Yenerack, contudo, manteve-se confiante, um sorriso desdenhoso surgindo em seus lábios. — E o que ela poderá fazer? Estamos no extremo norte, onde o frio é o menor dos problemas. Ela terá que atravessar terras onde a mana é inútil, enfrentar criaturas que nem mesmo os pesadelos ousam conjurar. Não, não se preocupe. Estaremos seguros aqui.


Envolta em farrapos, Morgana foi arrastada pelos corredores sombrios da instalação, longe da opulência da sala do diretor, no edifício mais suntuoso daquela metrópole decadente.

Com tesouras, os guardas retalharam seus cabelos outrora longos, deixando-a com uma cabeleira espetada e irregular, quase à pele.

Descendo pelo elevador que rangia a cada movimento, eles emergiram em um mundo coberto por um manto de neve implacável.
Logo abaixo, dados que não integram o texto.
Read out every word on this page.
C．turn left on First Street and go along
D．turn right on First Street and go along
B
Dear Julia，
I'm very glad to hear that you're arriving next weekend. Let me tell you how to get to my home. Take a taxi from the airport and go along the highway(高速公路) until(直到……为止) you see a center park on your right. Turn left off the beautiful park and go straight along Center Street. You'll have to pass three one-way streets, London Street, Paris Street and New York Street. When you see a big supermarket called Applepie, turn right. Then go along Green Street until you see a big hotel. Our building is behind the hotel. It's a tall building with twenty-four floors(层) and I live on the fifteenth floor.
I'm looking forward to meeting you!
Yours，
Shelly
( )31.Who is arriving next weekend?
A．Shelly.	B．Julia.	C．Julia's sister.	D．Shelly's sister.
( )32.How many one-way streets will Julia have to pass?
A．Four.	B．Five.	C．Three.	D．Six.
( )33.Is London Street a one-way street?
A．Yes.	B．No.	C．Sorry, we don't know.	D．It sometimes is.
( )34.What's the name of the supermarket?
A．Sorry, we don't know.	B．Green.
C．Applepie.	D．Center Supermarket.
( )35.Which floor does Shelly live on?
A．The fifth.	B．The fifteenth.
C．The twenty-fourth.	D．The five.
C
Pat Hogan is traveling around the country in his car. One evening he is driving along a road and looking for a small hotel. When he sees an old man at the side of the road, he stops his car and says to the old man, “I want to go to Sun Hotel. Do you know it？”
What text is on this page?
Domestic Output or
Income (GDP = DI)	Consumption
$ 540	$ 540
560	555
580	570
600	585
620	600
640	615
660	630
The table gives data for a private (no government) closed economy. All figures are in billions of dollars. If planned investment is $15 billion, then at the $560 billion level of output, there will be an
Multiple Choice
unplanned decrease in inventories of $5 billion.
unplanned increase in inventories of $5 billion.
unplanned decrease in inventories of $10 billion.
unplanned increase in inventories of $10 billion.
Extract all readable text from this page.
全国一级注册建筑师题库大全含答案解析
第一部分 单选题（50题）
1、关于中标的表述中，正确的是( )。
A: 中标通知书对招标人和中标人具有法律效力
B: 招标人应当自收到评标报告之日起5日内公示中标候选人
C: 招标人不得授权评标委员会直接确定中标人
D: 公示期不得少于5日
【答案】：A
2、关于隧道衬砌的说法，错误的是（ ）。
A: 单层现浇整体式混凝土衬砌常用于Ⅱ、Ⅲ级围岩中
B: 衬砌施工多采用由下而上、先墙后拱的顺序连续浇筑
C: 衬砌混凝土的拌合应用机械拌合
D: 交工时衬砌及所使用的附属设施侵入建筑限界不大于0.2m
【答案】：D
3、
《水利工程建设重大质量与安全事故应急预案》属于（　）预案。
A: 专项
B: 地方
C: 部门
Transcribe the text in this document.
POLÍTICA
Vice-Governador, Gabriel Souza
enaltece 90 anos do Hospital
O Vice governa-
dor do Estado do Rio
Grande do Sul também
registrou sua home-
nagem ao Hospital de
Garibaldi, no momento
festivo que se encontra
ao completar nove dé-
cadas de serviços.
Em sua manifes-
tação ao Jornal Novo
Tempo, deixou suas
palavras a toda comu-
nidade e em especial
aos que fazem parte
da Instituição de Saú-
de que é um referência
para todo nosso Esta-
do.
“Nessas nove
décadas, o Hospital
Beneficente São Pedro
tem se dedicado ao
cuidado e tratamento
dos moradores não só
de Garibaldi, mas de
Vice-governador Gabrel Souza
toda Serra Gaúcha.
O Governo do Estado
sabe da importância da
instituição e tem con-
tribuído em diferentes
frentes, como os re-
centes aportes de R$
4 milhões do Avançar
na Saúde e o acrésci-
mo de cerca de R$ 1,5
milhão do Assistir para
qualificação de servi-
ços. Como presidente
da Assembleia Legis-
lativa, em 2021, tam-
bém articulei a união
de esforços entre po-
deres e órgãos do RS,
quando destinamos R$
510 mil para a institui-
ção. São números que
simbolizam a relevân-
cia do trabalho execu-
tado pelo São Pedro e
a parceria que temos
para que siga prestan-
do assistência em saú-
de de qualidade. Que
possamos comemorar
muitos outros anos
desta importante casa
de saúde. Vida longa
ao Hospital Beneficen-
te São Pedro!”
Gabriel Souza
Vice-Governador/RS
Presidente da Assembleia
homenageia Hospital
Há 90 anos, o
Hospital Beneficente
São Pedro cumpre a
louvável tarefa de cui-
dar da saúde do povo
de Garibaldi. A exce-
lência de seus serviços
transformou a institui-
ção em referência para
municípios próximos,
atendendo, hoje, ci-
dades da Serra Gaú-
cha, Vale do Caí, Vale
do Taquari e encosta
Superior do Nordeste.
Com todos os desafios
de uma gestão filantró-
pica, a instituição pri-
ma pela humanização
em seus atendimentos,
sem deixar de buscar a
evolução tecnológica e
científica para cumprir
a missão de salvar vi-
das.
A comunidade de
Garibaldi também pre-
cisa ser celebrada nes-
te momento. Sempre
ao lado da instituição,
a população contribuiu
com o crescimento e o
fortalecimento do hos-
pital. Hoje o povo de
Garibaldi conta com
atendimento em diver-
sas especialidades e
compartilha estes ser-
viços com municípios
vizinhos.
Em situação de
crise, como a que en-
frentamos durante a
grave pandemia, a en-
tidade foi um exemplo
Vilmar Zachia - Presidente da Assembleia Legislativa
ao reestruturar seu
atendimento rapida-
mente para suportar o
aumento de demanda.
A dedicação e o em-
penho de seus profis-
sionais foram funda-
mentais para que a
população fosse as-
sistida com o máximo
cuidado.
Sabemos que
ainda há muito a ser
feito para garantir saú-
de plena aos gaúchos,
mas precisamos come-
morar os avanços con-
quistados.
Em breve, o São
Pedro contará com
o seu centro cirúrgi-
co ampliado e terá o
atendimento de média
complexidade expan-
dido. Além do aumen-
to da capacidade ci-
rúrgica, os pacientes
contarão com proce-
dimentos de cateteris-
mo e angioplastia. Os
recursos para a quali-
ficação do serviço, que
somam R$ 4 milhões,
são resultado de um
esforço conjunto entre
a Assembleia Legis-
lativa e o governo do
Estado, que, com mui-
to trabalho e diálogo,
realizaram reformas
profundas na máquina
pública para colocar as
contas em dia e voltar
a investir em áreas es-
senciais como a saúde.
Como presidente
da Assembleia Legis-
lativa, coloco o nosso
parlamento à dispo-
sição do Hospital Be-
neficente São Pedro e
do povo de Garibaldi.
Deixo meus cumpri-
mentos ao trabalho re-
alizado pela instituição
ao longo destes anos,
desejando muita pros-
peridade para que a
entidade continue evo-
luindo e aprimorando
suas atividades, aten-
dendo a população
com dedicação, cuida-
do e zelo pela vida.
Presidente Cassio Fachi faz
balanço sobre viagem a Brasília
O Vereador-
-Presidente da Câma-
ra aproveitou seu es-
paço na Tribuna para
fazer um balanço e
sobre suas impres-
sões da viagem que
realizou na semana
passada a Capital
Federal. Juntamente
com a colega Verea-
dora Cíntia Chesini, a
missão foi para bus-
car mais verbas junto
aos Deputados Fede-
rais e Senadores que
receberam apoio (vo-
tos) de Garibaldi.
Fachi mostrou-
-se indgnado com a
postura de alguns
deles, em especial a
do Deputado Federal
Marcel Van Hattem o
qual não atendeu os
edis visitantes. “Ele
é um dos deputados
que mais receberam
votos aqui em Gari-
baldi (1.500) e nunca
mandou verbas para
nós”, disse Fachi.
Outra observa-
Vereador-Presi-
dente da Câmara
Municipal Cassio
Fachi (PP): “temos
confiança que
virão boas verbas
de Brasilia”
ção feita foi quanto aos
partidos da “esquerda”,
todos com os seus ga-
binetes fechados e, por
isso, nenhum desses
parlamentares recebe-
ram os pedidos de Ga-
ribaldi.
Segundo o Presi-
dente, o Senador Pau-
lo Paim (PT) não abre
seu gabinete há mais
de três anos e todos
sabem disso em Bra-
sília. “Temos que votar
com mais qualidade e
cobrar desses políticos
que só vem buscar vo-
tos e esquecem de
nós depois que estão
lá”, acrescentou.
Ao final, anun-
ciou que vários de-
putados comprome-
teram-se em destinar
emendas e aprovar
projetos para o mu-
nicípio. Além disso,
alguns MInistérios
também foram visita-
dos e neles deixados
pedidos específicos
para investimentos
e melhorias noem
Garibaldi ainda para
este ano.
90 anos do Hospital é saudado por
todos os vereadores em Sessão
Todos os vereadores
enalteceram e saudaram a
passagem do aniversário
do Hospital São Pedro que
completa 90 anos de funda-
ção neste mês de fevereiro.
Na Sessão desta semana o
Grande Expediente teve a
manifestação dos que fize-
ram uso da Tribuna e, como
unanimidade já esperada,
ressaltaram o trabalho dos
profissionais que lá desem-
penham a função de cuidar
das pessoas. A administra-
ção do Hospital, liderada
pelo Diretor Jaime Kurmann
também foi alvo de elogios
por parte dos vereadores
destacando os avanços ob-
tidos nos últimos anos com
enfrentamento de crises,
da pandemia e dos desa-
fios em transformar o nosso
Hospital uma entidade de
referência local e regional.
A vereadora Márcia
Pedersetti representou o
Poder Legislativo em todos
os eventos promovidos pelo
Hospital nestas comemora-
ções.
Botas robustas pisoteavam o gelo, enquanto Morgana, descalça, deixava pegadas rubras na alvura imaculada.

A multidão se afastava, formando um corredor para a procissão macabra.

Olhares de pena e desdém acompanhavam a figura esquálida e ensanguentada da vampira. Entre os prisioneiros, uns salivavam com um desejo predatório, enquanto outros murmuravam apostas sórdidas, conjecturando a qual dos três temíveis senhores da prisão ela seria cadela.

Arrastada até um bairro marginal, onde as moradias eram montagens precárias de alumínio e chapas de ferro, ela foi lançada para dentro de uma cabana que mal se sustentava. Um soldado, com um gesto brusco, arremessou um feixe de roupas surradas em seu rosto.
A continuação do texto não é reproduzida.